Although this second screen can be switched off, like on its predecessor, this time it does come with some features of its own. Like before, it offers a dedicated space for notifications and the like, it’s also brighter and has improved contrast.
In terms of power, the V20 is right up there with this year’s other handsets, which is interesting considering this isn’t a part of LG’s flagship G series. Inside you’ll find a Qualcomm Snapdragon 820 processor, 4GB RAM, and 64GB storage. There’s also microSD support for upto 2TB, if you so wish. All of this is powered by a replaceable battery rated at 3200mAh. It’ll also have a USB type-C jack for quick charging.

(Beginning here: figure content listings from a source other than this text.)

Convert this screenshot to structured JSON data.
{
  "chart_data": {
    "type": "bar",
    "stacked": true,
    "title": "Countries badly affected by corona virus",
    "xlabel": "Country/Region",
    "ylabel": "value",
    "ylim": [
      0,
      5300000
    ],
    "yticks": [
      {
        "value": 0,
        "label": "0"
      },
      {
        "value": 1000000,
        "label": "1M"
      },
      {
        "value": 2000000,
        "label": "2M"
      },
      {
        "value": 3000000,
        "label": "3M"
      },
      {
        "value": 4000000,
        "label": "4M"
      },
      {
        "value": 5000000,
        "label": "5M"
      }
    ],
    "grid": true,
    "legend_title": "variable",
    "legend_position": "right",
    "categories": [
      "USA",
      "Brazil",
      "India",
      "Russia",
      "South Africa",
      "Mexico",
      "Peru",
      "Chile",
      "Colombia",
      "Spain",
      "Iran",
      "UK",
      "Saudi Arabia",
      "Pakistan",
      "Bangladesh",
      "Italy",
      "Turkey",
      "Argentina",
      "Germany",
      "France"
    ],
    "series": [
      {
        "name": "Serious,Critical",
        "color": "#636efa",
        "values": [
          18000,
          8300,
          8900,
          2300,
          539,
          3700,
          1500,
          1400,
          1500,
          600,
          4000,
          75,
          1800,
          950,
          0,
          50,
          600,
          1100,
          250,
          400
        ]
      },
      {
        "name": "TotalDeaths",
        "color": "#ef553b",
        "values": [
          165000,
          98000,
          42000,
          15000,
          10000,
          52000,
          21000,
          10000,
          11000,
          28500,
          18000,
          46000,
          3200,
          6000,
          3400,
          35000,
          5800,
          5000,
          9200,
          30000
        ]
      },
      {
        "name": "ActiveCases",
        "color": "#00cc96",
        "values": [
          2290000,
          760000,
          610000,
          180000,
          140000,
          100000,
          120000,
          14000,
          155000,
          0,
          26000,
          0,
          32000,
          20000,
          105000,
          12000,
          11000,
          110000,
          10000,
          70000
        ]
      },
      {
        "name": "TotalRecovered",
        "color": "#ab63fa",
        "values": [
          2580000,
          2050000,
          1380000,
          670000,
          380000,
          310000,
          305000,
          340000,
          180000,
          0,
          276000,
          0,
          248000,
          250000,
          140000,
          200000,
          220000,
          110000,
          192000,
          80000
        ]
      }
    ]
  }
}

All in all it seems like your standard smartphone affair, but aside from the top specs, there’s a lot more beneath the 5.7-inch display. Specifically the device’s 32-bit quad DAC setup which should make for incredible headphone listening. What’s more, LG has stated that users can purchase discount Bang & Olufsen headphones for the device for a limited time.
B&O have had a lot of input here, too, as they’ve helped fine-tune playvack performance with a 72-stage volume control as well as support for all popular lossless music formats, including Apple Lossless. As for audio recording capabilities, LG says that the V20 can record both voice and loud concerts without any distortion or clipping. This also comes into play when recording video, as users can choose to split the audio from the video and save it as lossless to preserve the best quality possible.
In terms of cameras, the original V10 had dual front-facing cameras, which LG seems to have ditched this time around in favour of a 5-megapixel f/1.9 wide angle shooter on the front. The dual cameras now appear on the back of the device and includes both a standard angle 16-megapixel sensor with f/1.8 aperture, and optical image stabilisation, plus a wider 8-megapixel camera with aperture of f/2.8.
As for shooting video, this is where the device gets impressive as it’ll come included with Qualcomm’s Steady Record 2.0, which uses data from the phone’s gyroscope to determine whether your hands are still or shaky and corrects the video by cropping the frame slightly.
As you’d expect with any LG camera, there’s also the ability to manually tweak almost all aspects of the camera, from shutter speed, to ISO Settings, all the way to video bitrate if you prefer.
In terms of release date, LG will follow suit with its last V Series device and will launch first in Korea with a wider launch happening after. LG have said that the device will launch in the west in the third quarter, so that gives us a rough release window of sometime in September, though that could indeed change.